German archaeologists discovered it approximately 100 years ago in the Assyrian city of Ashtur, in what is now northern Iraq, Long Island Newsday reported. It went missing after it has been displayed at the Vorderasiatisches Museum in Berlin in 1934 until the end of the war, when the museum’s artifacts were inventoried.
It next showed up in the hands of Flamenbaum, a native Poland who obtained it by trading “either for two packs of cigarettes or a piece of salami,” according to one of his daughters, Hannah Flamenbaum.
After her father died in 2003, his son Israel told the German museum about the presence of the tablet, and it sued for its return. The lower court in New York ruled in favor of the estate, but an appeals court overruled the decision, and the New York Supreme Court concluded hearings on the case Tuesday. A ruling is expected in four to six weeks.
It is not known if the tablet is a forgery or not. His daughter Hannah said her father tried to sell it to an auction house in 1954 but was told it was a worthless forgery.
Her brother Israel disagreed with her account including of the estate and informed the museum of the tablet’s presence, setting off the legal war.
Hannah and a sister claim that so much times has passed since the disappearance of the tablet that the museum has no rightful claim.
Their lawyer says that if the tablet turns out to be true ancient artifact, it could be worth approximately $10 million.
Daniel Blatt, who produced “Raid on Entebbe” as well as a cult horror film and an epic science fiction movie, has died of cancer in Los Angeles at the age of 76.
Blatt was born in Rockland County, New York and practiced law after he earned his law degree, but he later switched to Hollywood, where he eventually was nominated for an Emmy Award for co-producing the “Raid on Entebbe” film that was aired on NBC in 1976.
He also produced the cult horror film ”The Howling” and the sci-fi mini-series “V: The Final Battle.”

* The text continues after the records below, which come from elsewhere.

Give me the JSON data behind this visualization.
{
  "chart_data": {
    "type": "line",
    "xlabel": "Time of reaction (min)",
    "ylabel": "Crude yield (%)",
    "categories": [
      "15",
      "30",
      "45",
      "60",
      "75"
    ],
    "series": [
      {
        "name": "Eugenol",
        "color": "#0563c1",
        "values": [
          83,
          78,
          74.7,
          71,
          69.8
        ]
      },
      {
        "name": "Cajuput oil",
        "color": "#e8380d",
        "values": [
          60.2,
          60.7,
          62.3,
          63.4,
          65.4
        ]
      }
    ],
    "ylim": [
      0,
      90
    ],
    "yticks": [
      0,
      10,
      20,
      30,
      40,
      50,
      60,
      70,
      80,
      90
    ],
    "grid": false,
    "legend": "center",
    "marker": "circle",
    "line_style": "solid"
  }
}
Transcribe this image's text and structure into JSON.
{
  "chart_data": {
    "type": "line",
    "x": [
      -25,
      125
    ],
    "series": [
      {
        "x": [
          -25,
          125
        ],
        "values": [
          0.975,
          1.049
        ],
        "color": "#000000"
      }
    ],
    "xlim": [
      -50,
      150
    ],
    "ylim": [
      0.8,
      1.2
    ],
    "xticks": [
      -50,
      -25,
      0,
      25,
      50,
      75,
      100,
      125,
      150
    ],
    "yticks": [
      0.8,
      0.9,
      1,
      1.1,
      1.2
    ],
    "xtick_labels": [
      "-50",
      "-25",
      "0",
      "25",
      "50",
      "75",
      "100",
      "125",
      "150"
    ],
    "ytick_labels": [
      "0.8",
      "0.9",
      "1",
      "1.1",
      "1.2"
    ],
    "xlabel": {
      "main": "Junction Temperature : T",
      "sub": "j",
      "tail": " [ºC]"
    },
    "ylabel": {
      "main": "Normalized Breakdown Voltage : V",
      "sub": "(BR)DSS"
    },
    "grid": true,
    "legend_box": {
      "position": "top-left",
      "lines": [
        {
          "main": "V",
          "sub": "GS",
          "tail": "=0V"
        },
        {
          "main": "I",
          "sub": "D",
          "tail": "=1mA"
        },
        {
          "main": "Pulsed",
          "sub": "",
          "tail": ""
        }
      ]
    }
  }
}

In an interview with Luke Ford several years ago, Blatt revealed that his favorite work was Entebbe because “it represented the Jews reacting to victimhood in a positive way.
“I grew up in a very Jewish house,” he said. “Then after I was Bar Mitvahed, I said ‘enough of this’ and I moved away from it. And then suddenly to be brought back into this thing was almost like a gift, a circle that I’d completed…. It was coming back to my roots.”
His parents had fled the Nazis in 1934 after his father, a doctor at a Jewish hospital, noticed regulations for Jewish doctors after the Nazis took over the medical facility.
He told the interviewer, “I grew up in a household where persecution of the Jews was drilled into my soul overtly and inovertly.”
Asked if he started observing the Sabbath, Blatt replied, “Let’s not go that far,” but he said he visited Israel “a couple of times.”
He also produced “Common Ground,” about desegregation in Boston in the 1970s, “Kissinger and Nixon,” I Never Promised You a Rose Garden (1977) and “The Boost.”
Blatt produced episodes of the CBS crime drama The New Mike Hammer and concluded his film career this year with the Lifetime telefilm “Twist of Faith.”